While the market appears fixated on slowing unit sales (which declined 2% to 30% on a sequential basis from the fourth quarter and was lapping 49% growth in the year ago period) and decelerating international revenue growth (which increased 16% compared to 21% last quarter, but was affected 5 percentage points due to unfavorable currency movements), we think these concerns are overblown, and walked away from the first-quarter update believing Amazon had fortified its already-wide economic moat. We believe the global e-commerce industry is still very much a land grab, and we believe the company is taking appropriate steps to keep its customers coming back to Amazon.com, Two customer-centric items in particular stood out to us during the quarter: one, Amazon's continuously improving content library; and two, getting "closer to consumers" through recent fulfillment center investments. 

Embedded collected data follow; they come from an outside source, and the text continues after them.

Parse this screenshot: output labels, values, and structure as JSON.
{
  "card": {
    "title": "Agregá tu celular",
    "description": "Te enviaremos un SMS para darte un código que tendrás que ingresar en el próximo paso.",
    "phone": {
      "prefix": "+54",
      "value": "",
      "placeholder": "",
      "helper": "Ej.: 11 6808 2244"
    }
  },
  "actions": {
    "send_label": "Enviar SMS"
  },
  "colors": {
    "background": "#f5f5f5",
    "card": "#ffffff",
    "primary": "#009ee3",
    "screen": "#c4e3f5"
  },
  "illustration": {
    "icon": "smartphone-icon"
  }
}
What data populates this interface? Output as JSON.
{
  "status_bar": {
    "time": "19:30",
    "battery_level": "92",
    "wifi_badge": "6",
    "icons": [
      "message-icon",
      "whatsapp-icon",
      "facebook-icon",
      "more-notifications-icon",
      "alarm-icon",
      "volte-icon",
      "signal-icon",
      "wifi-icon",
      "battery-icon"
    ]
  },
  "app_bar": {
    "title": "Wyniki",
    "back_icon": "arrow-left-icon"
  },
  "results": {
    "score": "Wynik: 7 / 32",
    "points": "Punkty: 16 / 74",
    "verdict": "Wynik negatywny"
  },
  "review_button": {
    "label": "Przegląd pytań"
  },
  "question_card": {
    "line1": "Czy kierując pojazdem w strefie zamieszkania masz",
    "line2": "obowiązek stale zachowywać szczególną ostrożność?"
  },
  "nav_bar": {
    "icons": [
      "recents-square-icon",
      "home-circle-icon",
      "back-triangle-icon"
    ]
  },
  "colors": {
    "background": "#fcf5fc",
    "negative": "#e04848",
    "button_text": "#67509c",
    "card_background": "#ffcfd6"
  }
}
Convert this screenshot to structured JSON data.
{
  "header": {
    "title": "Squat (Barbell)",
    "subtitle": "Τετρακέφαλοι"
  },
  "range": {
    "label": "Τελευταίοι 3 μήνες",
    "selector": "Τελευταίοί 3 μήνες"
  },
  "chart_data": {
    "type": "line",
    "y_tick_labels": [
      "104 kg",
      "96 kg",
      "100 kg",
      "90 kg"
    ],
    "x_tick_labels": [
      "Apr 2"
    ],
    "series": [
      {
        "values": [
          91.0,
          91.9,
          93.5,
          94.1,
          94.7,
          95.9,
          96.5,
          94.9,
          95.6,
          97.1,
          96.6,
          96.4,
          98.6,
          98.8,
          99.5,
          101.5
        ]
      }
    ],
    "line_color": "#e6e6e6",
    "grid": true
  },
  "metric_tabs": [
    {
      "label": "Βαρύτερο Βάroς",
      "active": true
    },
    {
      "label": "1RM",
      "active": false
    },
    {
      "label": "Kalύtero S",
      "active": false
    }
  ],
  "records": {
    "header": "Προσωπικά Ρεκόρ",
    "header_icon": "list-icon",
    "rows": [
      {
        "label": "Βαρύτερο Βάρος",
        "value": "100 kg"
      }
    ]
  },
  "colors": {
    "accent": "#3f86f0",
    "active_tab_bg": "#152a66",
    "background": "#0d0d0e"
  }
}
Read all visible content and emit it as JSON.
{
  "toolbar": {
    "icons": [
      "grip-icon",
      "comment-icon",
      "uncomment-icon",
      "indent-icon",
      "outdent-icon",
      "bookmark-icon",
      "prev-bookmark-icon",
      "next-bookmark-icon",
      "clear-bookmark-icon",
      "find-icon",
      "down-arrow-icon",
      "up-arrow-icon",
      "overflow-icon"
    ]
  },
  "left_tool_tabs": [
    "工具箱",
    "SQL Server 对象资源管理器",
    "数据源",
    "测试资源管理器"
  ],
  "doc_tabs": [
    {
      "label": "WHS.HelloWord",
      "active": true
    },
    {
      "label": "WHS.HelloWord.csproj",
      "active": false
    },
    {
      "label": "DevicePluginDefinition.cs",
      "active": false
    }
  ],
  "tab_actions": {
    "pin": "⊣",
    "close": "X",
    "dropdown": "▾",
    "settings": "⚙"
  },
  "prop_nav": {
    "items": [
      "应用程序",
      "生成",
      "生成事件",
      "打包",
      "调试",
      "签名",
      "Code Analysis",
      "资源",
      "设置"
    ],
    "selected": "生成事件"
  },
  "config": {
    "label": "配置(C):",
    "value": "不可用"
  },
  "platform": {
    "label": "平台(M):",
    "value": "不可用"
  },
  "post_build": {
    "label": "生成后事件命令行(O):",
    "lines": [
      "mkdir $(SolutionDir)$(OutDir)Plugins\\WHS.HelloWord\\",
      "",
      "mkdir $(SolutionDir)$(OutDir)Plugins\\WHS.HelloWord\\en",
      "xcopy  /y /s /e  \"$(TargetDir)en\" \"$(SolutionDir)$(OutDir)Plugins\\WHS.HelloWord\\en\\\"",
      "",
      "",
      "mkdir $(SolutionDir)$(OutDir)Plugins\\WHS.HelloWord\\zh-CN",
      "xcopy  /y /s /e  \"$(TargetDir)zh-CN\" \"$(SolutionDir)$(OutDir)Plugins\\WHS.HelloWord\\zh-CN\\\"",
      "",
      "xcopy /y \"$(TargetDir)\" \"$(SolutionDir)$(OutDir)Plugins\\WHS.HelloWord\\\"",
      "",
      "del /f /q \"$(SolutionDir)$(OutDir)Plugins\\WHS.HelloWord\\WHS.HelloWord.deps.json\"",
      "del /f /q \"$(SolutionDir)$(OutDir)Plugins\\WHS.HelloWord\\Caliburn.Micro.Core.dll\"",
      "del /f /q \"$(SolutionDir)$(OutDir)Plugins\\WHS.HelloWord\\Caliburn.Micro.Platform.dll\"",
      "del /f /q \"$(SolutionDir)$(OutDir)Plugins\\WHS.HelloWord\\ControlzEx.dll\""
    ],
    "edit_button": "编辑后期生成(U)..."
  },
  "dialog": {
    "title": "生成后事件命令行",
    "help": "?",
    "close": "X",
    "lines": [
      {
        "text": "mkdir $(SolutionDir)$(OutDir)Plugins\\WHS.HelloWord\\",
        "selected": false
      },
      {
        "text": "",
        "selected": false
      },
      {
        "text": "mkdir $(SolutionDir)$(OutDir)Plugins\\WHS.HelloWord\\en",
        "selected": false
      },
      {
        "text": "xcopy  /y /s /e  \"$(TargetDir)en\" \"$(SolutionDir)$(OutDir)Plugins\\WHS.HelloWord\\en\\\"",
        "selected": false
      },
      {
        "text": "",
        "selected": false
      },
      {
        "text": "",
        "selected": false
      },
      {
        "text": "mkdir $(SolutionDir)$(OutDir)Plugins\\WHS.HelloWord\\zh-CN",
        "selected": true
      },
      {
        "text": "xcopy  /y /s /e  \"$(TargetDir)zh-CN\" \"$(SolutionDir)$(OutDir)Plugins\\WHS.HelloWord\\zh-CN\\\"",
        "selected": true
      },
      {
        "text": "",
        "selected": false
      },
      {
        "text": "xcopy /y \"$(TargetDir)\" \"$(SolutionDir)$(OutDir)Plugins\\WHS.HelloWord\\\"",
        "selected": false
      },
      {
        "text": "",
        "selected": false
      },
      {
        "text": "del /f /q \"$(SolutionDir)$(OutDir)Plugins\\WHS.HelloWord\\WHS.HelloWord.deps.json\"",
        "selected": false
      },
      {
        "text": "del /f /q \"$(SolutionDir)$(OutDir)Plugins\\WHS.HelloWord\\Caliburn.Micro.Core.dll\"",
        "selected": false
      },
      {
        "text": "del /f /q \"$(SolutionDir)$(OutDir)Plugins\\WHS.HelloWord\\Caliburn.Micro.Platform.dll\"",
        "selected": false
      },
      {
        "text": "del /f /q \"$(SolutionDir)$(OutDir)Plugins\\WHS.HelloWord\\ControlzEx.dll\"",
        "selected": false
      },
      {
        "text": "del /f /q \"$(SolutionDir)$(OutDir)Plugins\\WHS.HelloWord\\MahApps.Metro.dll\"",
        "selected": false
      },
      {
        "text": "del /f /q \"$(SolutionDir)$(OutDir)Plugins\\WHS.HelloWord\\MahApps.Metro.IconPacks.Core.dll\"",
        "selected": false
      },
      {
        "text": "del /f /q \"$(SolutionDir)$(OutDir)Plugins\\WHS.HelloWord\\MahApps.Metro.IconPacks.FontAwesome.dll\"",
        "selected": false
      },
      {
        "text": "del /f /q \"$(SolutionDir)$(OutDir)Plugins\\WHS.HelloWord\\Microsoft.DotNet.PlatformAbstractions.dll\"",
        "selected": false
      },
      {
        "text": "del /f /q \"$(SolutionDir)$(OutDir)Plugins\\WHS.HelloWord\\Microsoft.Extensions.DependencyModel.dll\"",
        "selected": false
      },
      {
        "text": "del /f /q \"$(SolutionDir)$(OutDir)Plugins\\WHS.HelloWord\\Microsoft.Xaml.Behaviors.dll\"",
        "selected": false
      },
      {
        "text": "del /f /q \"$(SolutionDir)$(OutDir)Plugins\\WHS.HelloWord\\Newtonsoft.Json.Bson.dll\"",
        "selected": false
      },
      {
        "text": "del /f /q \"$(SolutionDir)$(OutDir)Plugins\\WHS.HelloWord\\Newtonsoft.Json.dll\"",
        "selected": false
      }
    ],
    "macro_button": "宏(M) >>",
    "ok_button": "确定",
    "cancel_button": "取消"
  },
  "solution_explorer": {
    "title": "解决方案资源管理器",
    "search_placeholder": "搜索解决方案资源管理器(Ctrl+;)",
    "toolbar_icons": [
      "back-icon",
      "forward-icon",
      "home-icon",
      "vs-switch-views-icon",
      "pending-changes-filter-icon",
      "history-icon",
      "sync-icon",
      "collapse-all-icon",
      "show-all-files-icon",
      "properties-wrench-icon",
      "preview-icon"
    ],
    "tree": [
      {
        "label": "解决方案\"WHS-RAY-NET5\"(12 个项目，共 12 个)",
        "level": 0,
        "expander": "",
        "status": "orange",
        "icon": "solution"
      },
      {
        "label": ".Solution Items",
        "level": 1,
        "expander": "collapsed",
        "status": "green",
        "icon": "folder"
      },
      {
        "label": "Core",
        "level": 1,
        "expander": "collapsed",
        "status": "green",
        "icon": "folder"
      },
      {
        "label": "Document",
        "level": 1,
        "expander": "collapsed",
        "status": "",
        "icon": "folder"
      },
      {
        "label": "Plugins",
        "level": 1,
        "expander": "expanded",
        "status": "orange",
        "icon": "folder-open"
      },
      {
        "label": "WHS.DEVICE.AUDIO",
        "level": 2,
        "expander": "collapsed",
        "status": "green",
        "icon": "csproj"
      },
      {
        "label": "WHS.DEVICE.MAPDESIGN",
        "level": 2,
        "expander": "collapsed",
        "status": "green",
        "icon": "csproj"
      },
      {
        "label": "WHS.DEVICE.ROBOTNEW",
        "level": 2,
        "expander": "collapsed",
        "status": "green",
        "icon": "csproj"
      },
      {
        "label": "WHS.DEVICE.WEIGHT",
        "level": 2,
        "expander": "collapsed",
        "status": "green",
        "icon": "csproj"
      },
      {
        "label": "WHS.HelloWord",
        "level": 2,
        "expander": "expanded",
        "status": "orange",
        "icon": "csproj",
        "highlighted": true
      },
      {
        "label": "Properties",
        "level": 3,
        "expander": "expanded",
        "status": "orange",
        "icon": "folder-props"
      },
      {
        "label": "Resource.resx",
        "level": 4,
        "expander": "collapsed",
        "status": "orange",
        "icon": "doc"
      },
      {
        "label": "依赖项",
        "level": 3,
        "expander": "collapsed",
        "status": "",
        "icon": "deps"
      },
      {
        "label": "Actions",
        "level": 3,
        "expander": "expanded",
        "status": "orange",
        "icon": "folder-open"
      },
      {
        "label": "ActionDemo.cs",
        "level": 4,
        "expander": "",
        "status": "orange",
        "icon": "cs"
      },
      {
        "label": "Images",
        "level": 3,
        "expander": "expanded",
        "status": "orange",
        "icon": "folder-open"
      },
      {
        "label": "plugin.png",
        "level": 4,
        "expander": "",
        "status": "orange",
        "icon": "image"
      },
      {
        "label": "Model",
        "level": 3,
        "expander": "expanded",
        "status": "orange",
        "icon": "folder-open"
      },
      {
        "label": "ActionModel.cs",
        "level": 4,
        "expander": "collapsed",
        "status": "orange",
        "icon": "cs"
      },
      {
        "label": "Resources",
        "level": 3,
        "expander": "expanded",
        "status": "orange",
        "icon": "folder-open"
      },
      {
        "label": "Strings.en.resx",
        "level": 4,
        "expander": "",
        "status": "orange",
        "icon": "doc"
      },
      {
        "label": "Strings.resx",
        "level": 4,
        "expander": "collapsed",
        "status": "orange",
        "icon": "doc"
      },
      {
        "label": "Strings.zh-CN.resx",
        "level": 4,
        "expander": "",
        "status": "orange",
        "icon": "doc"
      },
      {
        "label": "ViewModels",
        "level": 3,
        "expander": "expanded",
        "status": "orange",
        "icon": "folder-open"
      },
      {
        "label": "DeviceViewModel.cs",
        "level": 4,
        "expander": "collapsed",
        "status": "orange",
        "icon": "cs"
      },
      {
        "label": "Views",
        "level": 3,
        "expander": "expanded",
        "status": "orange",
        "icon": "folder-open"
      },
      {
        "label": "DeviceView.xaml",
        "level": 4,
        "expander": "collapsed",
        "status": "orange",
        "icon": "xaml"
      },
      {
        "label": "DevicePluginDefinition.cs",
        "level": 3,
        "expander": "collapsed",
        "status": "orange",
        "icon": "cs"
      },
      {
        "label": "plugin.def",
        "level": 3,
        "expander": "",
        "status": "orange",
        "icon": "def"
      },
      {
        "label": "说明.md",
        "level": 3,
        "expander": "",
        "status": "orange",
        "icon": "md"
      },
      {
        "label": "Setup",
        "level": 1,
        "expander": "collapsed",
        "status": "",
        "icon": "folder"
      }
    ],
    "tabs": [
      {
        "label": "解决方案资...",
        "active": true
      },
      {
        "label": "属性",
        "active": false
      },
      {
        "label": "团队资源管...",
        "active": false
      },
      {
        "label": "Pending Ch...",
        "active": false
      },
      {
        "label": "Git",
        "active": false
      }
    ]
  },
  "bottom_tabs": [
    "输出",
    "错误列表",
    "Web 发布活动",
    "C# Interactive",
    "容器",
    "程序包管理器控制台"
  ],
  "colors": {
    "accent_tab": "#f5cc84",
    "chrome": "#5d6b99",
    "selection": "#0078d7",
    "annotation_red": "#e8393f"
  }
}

Like previous quarters, we believe much of the gross margin improvement can be traced back to third-party digital content sales, which is partly a function of sales from the Kindle family of products and eBooks (management noted that each of its top ten selling items during the first quarter was either a Kindle or digital product). Though digital content competition remains fierce, a vastly expanded digital media library (38,000 Prime Instant Video movies and television shows, a MP3 catalog of 22 million songs, and 300,000 books available in the Kindle Owners' lending library), competitive pricing, and more recently, the debut of 14 original comedy and children’s pilots under Amazon Studios, solidify the company’s position as vital digital media shopping destination. We believe digital content will become an increasing meaningful free cash flow contributor in the periods to come. 

For the second straight quarter, Amazon also saw shipping costs decrease as a percentage of sales, falling by 40 basis points to 4.7% of consolidated sales. After more than two years of investing heavily in fulfillment centers (which now stand at approximately 42 locations in North America exceeding 32.4 million square feet, excluding subsidiary fulfillment centers), we believe Amazon has the capacity necessary to facilitate the increased demand from its active user base (we estimate that trailing 12-month gross merchandise volume per active customer increased 6% to approximately $540 during the quarter). Delivery speed is a key competitive advantage that Amazon holds over its bricks-and-mortar rivals, and something that can potentially mute the impact of proposed online sales tax collection legislation. We believe the benefits of expedited shipping will become more apparent over the next several periods. We also believe a wide-reaching fulfillment center network will help to facilitate new growth avenues such as Amazon Supply (whose end customers often require expedited shipping due to the specialized nature of the products) as well as AmazonFresh (a same-day delivery pilot program in Seattle for a wide range of products, including groceries).